All these weather questions suggest I should have been a weatherman. But then I’d have to learn words such as “thunderboomies” and catchphrases like “Mostly sunny!” With all due respect to Eric Randall and Nate Tannenbaum, I’ll stick to answering your questions.
Yes, your friends back in Wherever, USA, are already posting #cutefallstyle selfies wearing peacoats and mittens, but please, in Las Vegas, we hold off until Halloween. And not a day sooner. Nothing is weirder than sitting in a café sandwiched between someone wearing a T-shirt and shorts and another with leggings and a beanie. That kind of style juxtaposition gives me vertigo, and you wouldn’t want me to spit up my Americano all over your new boots now, would you?

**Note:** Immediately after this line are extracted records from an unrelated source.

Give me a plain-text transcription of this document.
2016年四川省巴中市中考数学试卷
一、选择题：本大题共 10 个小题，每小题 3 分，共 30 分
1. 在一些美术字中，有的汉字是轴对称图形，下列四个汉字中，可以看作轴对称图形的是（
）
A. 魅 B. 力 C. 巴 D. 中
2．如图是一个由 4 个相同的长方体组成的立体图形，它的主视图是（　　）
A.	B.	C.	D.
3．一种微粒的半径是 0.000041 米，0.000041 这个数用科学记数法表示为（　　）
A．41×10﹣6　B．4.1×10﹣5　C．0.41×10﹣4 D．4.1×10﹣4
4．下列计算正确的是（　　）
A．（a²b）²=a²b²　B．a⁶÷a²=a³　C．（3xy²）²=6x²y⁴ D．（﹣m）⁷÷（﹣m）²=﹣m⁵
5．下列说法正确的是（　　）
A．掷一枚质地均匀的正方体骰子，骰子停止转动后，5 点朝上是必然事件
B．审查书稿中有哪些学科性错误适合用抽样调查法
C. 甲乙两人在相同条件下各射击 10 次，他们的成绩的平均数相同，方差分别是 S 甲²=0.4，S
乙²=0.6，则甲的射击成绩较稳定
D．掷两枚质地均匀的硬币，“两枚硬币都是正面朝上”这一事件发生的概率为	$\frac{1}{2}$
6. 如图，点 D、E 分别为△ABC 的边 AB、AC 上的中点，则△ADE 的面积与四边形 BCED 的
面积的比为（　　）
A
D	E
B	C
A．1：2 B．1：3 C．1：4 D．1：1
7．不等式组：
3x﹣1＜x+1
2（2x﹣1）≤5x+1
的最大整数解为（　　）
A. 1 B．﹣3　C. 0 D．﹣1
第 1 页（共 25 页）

Downtown tower mystery unsolved
A continuing saga I’ve explored is that of Downtown’s mysterious metal tower (11th Street at Ogden Avenue). Recently, I discovered what I thought was the answer on George Apfel’s Las Vegas Radio History website: It was the broadcast tower for KGIX! I was convinced, but others were skeptical.
Reader Scott B. said “a good source” (a cabbie) told him the tower was used to display a revolving, multisided billboard. That sounded similar to reader stories of the tower’s provenance as an advertising medium. Then Apfel himself wrote to say that further research of the KGIX studio—which old-timers thought was at 12th and Stewart—suggests it was actually between Seventh and Eighth streets nearer to where U.S. 95 sits today. He posted a photo purportedly showing the KGIX broadcast tower, and it looks nothing like the tower we know. Back on the “unsolved Vegas mysteries” pile you go!
The quintessential Vegas song, remixed
On January 12, 2012, in answering a question about songs that best capture Las Vegas, I suggested that unlike San Francisco, perhaps our town (the obvious “Viva Las Vegas” notwithstanding) has yet to hear its perfect tribute song. Recently, thanks to the talented musicians of Sin City Sinners, I was reminded of Vegas native Mark Slaughter and his namesake rock band’s hit “Up All Night.” Sure, lyrics such as “Drivin’ down the Boulevard, all alone/The neon signs are callin’ your name” could be referencing the Sunset Strip as much as the Strip, but combined with “24 hours a day” and the sing-along refrain “up all night, sleep all day,” this song is Vegas all the way. It belongs in the body of work that celebrates our city.